Dire “Patata bollente” a Virginia Raggi è costato caro a Vittorio Feltri e Pietro Senaldi
Era il titolo di un articolo di Libero nel 2017. Soddisfazione per la Raggi: “Non è vittoria solo mia, ma di tutte le donne”
Il 10 febbraio del 2017 il titolo di apertura del quotidiano Libero era “Patata bollente” e si riferiva al sindaco di Roma Virginia Raggi, implicando pesanti allusioni sulla vita intima. Allora i condirettori del giornale erano Vittorio Feltri e Pietro Senaldi. Occorre ricordare che il quel periodo la Raggi era nella bufera politica non solo per la gestione della Capitale, ma anche perché indagata dalla procura di Roma per presunte irregolarità in alcune nomine della sua amministrazione. Tra cui quella del capo della sua segreteria Salvatore Romeo. Infatti, dietro questa nomina considerata «sospetta», diversi articoli evocavano un possibile legame sentimentale tra i due. Anche perché la promozione comportava uno stipendio molto più alto di quello che il Romeo aveva in precedenza.
L’inchiesta della procura su questo episodio fu in seguito archiviata. Dopo la denuncia della Raggi per diffamazione, c’era già stata una prima sentenza nel 2021, che la Corte d’Appello di Catania adesso ha confermato. I giornalisti Vittorio Feltri e Pietro Senaldi sono stati condannati a risarcire rispettivamente con 11 e 5mila euro l’ex sindaca di Roma Virginia Raggi.

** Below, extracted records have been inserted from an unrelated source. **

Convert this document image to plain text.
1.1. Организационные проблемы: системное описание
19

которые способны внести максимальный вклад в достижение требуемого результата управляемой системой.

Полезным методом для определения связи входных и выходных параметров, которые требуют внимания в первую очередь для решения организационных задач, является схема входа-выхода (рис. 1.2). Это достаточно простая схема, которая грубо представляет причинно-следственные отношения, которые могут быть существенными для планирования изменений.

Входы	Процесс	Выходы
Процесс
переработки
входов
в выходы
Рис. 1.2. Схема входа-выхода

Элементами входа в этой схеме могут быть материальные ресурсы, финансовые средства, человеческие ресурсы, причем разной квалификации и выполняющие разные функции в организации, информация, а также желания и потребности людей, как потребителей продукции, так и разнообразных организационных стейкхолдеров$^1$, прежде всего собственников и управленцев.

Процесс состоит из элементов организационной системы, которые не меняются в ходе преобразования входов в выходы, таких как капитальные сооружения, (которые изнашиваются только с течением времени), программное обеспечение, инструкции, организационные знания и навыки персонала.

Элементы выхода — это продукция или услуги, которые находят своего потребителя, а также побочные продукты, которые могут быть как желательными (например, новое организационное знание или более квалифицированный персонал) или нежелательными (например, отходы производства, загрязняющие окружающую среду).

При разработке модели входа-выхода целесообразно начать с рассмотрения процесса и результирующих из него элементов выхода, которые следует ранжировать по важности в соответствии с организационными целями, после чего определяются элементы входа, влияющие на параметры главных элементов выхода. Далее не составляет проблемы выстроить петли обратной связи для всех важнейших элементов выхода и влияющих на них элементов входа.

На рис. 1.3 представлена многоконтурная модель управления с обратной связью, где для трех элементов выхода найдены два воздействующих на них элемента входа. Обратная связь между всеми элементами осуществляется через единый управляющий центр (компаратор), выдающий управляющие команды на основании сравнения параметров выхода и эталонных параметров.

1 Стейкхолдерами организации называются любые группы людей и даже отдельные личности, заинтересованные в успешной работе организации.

La soddisfazione di Virginia Raggi
Con un post pubblicato su Facebook, Virginia Raggi ha rivendicato l’esito del processo d’appello. “Sono passati più di 6 anni. Probabilmente, era uno dei momenti più duri: ogni giorno un attacco, un’accusa infondata, un tentativo di spallata e colpi bassi da chi diceva di essere amico. Sembrava che tutto fosse lecito. Si poteva scrivere qualsiasi cosa sul mio conto, senza avere alcun riscontro – ha ricorda l’ex sindaca -. “Ma quel giorno si è passato il limite. Ho denunciato per diffamazione aggravata Vittorio Feltri, autore del pezzo, e Pietro Senaldi, direttore responsabile e ben due gradi di giudizio mi hanno dato ragione. Venerdì è arrivata la sentenza di appello che ha confermato, ancora una volta, che avevo ragione e ha confermato la condanna.
La Raggi ha anche aggiunto: «Non è una vittoria soltanto mia. È una vittoria di ogni donna che si è sentita offesa e di ogni padre, fratello, figlio o marito che si è indignato. Quell’articolo era un coacervo di falsità, condite da luoghi comuni, pregiudizi, offese gratuite, sessiste, maschiliste e squallide. Purtroppo quel che tante donne sono costrette a subire ancora troppo spesso da persone che forse vivono su un altro pianeta. Siamo donne, non per questo siamo disponibili”.